Is the level of HLA eplet mismatch a risk factor for graft loss among kidney transplant recipients who have already formed de novo donor specific antibody?

Is the level of HLA eplet mismatch a risk factor for graft loss among kidney transplant recipients who have already formed de novo donor specific antibody?

Is the level of HLA eplet mismatch a risk factor for graft loss among kidney transplant recipients who have already formed de novo donor specific antibody?

Eplet mismatches are related to de novo DSA (dnDSA) and antibody mediated rejection (ABMR) among the many common kidney transplant inhabitants. Nevertheless, it’s unclear whether or not the extent of eplet mismatch can be utilized for threat stratification amongst sufferers with dnDSA. We carried out a retrospective observational research of kidney transplant recipients with dnDSA (n = 44) transplanted between 10/2007 and 5/2014 to guage eplet mismatch as a threat issue for ABMR and allograft loss amongst dnDSA sufferers.

Excessive decision typing was inferred from by imputation primarily based on ethnicity and NMDP haplotypes, and the eplet mismatch was calculated utilizing the Epvix algorithm. Biopsies (N = 151) from 95.3%(42/44) of sufferers had been reviewed. The imply (SD) eplet mismatch was 69.8(22.8). The ABMR incidence was 71.4% (30/42) and 5 yr loss of life censored allograft survival was 67.4% throughout the imply (SD) follow-up of 5.3 (3.1) years. ABMR and death-censored allograft survival weren’t correlated with eplet mismatch amongst dnDSA sufferers.

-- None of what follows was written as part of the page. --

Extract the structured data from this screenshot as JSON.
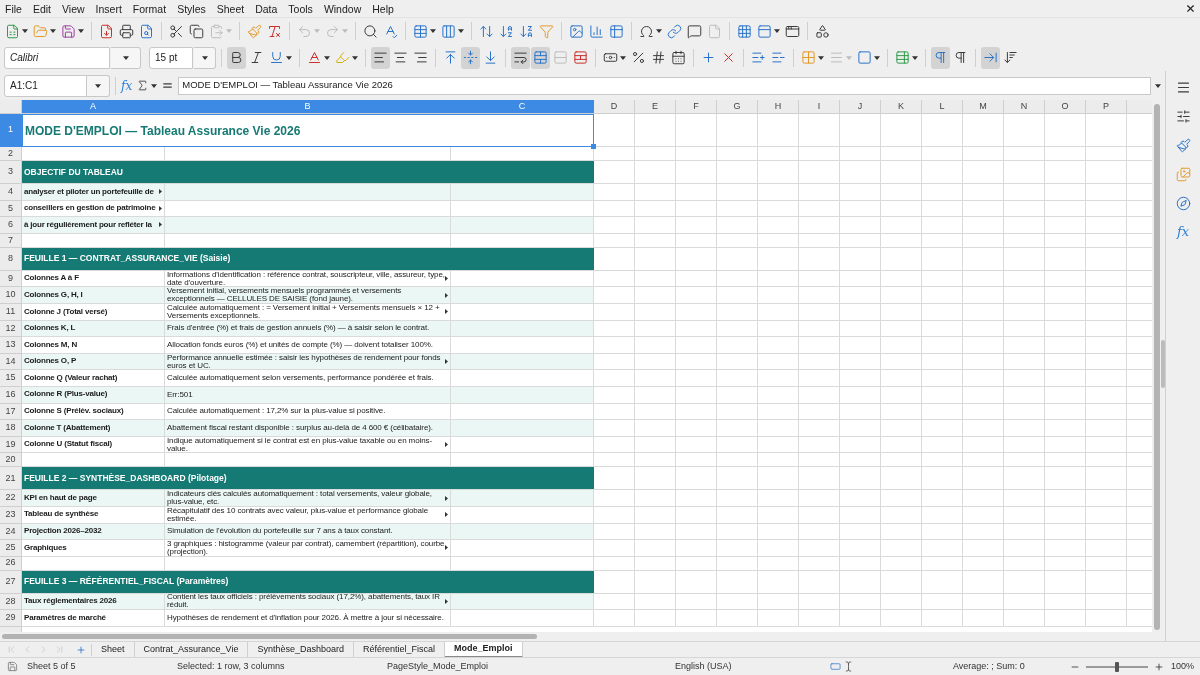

Nevertheless, treatment adherence and dnDSA MFI < 3000 had been related to decreased ABMR incidence. Amongst sufferers with each of those favorable traits, solely 35.7% (15/42) developed ABMR. In conclusion, the extent of eplet mismatch doesn’t correlate with ABMR or allograft loss amongst excessive threat kidney transplant sufferers with dnDSA.